Carolyn Anderson and her two kids are looking for the perfect pumpkins for their garden.

"We just started a garden but we are learning. We are new gardeners," Anderson said.

But what Anderson doesn't know is that there are specific native plants that are easy to grow. So we turned to Steve Hupp with the Bayou Preservation for advice.

"We been working to preserve and protect and restore the bayous in the Houston area," Hupp said.

And part of that is educating Houston gardeners about the big selection of native trees, shrubs and plants that work well in our ecosystem.

"What's so good about stretching your dollar with native plants is they thrive on neglect," Hupp said. "Get them started right and they will be very easy to maintain."

Hupp says native trees to consider planting in Houston is an obvious choice: a live oaks for it's hardiness. But better native trees to plant are those that are underutilized; for example, the southern magnolia is considered tough as nails.
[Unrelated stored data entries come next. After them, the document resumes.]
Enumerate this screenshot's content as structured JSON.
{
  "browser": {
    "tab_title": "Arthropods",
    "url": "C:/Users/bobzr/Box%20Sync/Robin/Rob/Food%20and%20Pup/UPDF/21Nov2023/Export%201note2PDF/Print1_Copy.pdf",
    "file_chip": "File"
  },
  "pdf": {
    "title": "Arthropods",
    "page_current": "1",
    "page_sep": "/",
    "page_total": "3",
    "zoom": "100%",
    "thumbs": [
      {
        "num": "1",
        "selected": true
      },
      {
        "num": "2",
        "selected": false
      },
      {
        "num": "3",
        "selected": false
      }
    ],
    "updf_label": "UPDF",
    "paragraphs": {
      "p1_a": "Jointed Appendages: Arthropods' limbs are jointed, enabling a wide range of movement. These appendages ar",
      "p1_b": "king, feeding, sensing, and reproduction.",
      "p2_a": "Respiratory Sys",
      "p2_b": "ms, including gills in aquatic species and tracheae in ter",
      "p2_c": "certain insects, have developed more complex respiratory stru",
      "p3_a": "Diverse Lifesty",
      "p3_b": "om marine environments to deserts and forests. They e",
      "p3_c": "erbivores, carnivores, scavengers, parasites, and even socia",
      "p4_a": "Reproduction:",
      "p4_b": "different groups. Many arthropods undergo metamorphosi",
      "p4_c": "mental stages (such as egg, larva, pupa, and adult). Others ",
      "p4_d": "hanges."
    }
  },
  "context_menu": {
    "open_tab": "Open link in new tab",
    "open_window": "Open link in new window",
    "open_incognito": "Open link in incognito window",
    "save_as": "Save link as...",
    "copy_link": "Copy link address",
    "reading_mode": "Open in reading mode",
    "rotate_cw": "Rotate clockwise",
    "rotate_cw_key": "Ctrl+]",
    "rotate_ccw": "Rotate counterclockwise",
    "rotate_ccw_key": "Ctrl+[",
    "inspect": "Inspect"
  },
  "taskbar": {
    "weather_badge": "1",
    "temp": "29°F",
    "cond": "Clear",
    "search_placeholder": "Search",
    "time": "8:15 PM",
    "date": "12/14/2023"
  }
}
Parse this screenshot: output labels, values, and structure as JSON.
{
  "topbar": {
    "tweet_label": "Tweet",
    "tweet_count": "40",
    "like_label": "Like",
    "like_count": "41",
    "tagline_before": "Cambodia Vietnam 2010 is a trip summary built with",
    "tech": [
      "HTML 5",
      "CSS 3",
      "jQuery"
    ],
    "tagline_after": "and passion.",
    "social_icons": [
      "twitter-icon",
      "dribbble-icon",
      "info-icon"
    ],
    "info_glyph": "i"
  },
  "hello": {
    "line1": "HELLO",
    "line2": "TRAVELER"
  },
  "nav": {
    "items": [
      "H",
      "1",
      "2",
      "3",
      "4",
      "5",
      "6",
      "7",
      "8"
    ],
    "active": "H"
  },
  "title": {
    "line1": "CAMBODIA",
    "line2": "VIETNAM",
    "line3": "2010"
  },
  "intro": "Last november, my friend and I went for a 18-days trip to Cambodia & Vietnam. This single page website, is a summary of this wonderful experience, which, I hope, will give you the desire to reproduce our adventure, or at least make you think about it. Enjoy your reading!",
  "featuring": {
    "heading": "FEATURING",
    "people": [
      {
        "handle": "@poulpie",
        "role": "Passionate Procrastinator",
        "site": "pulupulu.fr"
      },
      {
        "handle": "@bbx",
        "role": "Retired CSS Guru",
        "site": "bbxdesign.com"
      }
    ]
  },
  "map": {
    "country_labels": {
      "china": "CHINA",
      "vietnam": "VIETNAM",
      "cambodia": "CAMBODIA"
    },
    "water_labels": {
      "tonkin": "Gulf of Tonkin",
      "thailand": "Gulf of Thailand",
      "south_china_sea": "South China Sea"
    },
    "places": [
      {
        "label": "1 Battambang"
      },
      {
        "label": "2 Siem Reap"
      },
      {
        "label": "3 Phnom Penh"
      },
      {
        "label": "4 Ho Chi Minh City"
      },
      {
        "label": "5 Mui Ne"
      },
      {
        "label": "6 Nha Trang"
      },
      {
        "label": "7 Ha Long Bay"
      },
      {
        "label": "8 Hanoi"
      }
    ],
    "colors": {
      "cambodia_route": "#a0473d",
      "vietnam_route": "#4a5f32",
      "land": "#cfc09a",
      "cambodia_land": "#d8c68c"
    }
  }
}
"Beautiful leaves and blooms," Hupp said.

Another top native is the bald cypress.

"It belongs in this habitat," he said.

If you want one of Houston's best, hardiest natives, yaupon is one of the best.

"It's an evergreen, it has berries on it, the birds love it, the blooms, it's got pollinators. To me, yaupon is probably one of the best shrubs and it has a lot of visual appeal," Hupp said.

If you are looking for a plant that attracts birds and offers excellent cover for privacy, Hupp says wax myrtles are a great native.

For flowering plants, look for the blue mist flowers, Turk's cap and wood ferns.

Something else to keep in mind: There are some exotic plants that will actually become invasive and expensive to remove. Some of those trees include Chinese tallow and loquats. Shrubs include Jerusalem cherry and heavenly bamboo, and plants include purple trailing lantana and yellow flag iris.

On the Bayou Preservation website, you can find 200 native plants that are commercially available and those that are considered exotic and invasive.